Shares of Ramco Cements Limited (TRCL) fell to a 52-week low of ₹657.70 in current BSE trade. The stock is currently trading at a market price of ₹670.30, after hitting an intraday low of ₹657.7 (-3.18%) and is trading below the 5-day, 20-day and 50-day, 100-day and 200-day moving averages. The stock is now trading at a 40% discount to its 52-week high.
In Q4FY22, the company reported consolidated revenue of ₹1,722.68 crore, up 5% year-on-year ₹1,641.53 crore in Q4FY21. Operating expenses increased by 20% year-on-year, from ₹1,184.76 crores in Q4FY21 at ₹1,418.50 crore in Q4FY22. In Q4FY22, the company recorded EBITDA of ₹304.18 crore, down 33% from ₹456.77 crores in Q4FY21. Profit before tax (PBT) decreased 53% year-on-year, from ₹345.48 crores in Q4FY21 at ₹162.91 crores in Q4FY22, while profit after tax (PAT) declined 42% year-on-year from ₹212.27 crores in Q4FY21 at ₹123.25 crore in Q4FY22.
The company’s turnover reached ₹6,011 crore in FY22, driven by robust volume growth. However, the increase in cement prices was not enough to offset the increase in fuel costs, and a 20% increase in diesel prices pushed up overall operating costs. Due to the CoVID lockdown in May/June 2021 in the south and torrential rains in the third quarter in the south/east regions, the company’s sales volume may have been higher. The 20% jump in diesel prices pushed up overall operating costs. The installation of JPM L-3 / Orissa GP increased the financial costs in FY22. With the introduction of a new income tax system, the cost of debt has fallen from 6.59% to 5.54% this year, and the PAT has strengthened.
For the financial year ending 31 March 2022, the Board has proposed a dividend of Rs.3/- per share of Rs.1/- each. The dividend will be paid within 30 days of the announcement of the dividend at the next Annual General Meeting to be held on Wednesday, August 10, 2022. Despite its poor performance, Yes Securities gave it a buy recommendation with an objective course of ₹1135, which implies a potential upside of 69% from the current market price of ₹670.
The brokerage said: “We have reduced our estimated EBITDA/PAT by 30/40% and 16/21% for FY23/24E. We believe that TRCL will generate a healthy operating cash flow of 26.6 billion rupees and that its ongoing investment (8.5 billion rupees) will also reduce its B/S (10 billion) during the financial year. 23-24E. This would help TRCL reduce net debt/EBITDA to 1.2x by FY24E from 2.8x FY22. Thus, we maintain our BUY recommendation with a TP of Rs1135 (previously Rs1188 on FY23E), valuing the stock at 15x EV/EBITDA on FY24 estimates.”

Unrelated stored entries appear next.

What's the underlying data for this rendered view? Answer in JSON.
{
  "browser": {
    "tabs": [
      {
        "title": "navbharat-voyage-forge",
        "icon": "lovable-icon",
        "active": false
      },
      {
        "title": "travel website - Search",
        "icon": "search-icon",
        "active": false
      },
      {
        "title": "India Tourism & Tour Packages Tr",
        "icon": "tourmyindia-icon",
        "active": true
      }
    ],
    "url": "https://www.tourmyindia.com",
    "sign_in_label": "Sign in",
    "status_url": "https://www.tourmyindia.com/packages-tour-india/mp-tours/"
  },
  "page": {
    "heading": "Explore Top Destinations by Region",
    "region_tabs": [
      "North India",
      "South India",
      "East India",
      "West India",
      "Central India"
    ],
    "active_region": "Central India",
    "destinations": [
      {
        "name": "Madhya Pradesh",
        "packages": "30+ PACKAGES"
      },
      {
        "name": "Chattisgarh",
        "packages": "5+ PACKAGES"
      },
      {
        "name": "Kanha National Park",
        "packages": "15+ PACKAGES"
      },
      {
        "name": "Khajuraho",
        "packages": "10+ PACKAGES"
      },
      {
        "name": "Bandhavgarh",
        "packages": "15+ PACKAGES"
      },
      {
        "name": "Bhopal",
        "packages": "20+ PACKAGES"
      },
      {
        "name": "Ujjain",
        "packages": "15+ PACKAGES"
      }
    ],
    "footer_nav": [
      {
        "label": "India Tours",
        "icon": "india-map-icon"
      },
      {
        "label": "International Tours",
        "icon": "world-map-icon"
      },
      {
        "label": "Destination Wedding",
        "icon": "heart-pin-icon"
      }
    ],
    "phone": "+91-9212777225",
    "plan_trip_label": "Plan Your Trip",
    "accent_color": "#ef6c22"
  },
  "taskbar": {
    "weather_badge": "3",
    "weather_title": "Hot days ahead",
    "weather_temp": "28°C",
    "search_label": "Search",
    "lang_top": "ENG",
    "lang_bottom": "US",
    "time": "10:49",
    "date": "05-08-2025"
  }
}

Motilal Oswal said “TRCL is expected to gain market share in its operating markets through capacity expansions. We expect a volume CAGR of 11% in FY22-24. Although earnings are expected to remain volatile at short-term, we believe debt has peaked and expect net debt/EBITDA to be 1.9x FY24 vs. 2.9x FY22 The stock is trading at 16.5x/11, 5x FY23E/24E EV/EBITDA We price TRCL at 13x FY24E (v/s 14x earlier) EV/EBITDA to arrive at our TP of INR785 (v/s INR905 earlier) We maintain our BUY rating on the stock. “
The opinions and recommendations made above are those of individual analysts or brokerage firms, and not of Mint.